Um deal expandido na pagina de deals da Fractal, com os passos da indicacao, um link para partilhar e o progresso de amigos convidados e indicacoes bem-sucedidas
Fig. 06 Um deal expandido ali mesmo: os passos para qualificar, um link de indicação copiável, e o progresso em tempo real de convites e indicações bem-sucedidas.

O lado de marca do trabalho tinha o seu próprio problema: a Fractal eram dois produtos com um só nome.

O site tinha de fazer os dois fazer sentido no mesmo ecrã. A Fractal ID é o lado da identidade, o produto acima. O Fractal Protocol é o lado dos dados: um protocolo open-source, zero-margin, feito para substituir o cookie publicitário, com uma frase pública direta sobre não pagar a internet com a tua privacidade.

Ideias próximas, públicos diferentes, uma home.

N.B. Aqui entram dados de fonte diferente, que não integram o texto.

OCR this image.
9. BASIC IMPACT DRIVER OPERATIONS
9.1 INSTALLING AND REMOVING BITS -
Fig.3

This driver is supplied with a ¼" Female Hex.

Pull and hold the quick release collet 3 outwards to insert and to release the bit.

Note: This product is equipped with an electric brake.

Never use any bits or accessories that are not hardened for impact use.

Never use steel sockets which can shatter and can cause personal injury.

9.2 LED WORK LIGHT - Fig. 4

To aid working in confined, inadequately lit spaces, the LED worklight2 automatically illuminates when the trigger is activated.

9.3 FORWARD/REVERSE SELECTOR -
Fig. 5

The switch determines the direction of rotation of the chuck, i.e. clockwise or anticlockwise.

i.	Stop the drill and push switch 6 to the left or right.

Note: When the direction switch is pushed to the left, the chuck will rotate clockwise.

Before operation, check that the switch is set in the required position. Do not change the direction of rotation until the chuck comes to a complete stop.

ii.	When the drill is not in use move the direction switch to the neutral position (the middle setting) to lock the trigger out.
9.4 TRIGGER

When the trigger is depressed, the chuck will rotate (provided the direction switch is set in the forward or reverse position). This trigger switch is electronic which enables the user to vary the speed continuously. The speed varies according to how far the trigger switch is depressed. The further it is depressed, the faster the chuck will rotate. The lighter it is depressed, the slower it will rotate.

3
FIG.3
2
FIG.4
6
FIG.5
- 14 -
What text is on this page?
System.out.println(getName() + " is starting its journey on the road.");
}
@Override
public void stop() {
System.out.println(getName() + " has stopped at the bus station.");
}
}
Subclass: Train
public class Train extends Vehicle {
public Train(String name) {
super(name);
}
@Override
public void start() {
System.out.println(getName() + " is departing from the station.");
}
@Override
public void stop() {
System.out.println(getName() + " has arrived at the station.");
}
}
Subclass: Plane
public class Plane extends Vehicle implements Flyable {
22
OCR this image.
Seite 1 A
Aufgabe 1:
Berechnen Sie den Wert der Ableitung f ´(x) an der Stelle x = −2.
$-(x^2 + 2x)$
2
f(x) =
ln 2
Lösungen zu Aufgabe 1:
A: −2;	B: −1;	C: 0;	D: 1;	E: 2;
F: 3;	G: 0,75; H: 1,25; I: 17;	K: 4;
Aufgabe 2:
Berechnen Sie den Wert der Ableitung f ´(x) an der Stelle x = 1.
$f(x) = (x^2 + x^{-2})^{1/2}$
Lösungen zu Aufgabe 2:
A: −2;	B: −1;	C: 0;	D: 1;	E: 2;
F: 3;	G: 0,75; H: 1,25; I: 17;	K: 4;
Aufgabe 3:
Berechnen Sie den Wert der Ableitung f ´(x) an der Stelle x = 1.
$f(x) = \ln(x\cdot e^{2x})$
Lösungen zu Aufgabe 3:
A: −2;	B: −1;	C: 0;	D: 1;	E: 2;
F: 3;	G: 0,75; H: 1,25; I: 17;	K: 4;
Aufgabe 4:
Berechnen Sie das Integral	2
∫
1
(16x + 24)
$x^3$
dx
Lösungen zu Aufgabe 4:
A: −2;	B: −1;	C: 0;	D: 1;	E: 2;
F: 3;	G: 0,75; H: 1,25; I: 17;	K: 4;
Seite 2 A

O split hero em navy coloca-os lado a lado, cada um com um ícone e uma promessa simples, para que os dois se leiam como distintos e não como um produto descrito duas vezes.

Site de marketing da Fractal a explicar dois produtos lado a lado: Fractal Protocol para privacidade de dados e Fractal ID para identidade e compliance
Fig. 07 Site de marketing da Fractal, rascunho da home: um split hero em navy que coloca o Fractal Protocol e a Fractal ID lado a lado sob um só título.

O que este projeto me ensinou

Num fluxo regulado, o trabalho de design não está no que se remove. Está em onde se põe o esforço. Nada na sequência de verificação podia ser cortado, por isso cada ganho teve de vir de antecipar a orientação, mostrar a falha antes de ela acontecer, e pedir consentimento antes de mais nada.

Cinco anos depois, o mesmo instinto atravessa o trabalho na Facilia: quando os requisitos são fixos e a restrição é real, a alavanca está na sequência e na clareza, não na subtração.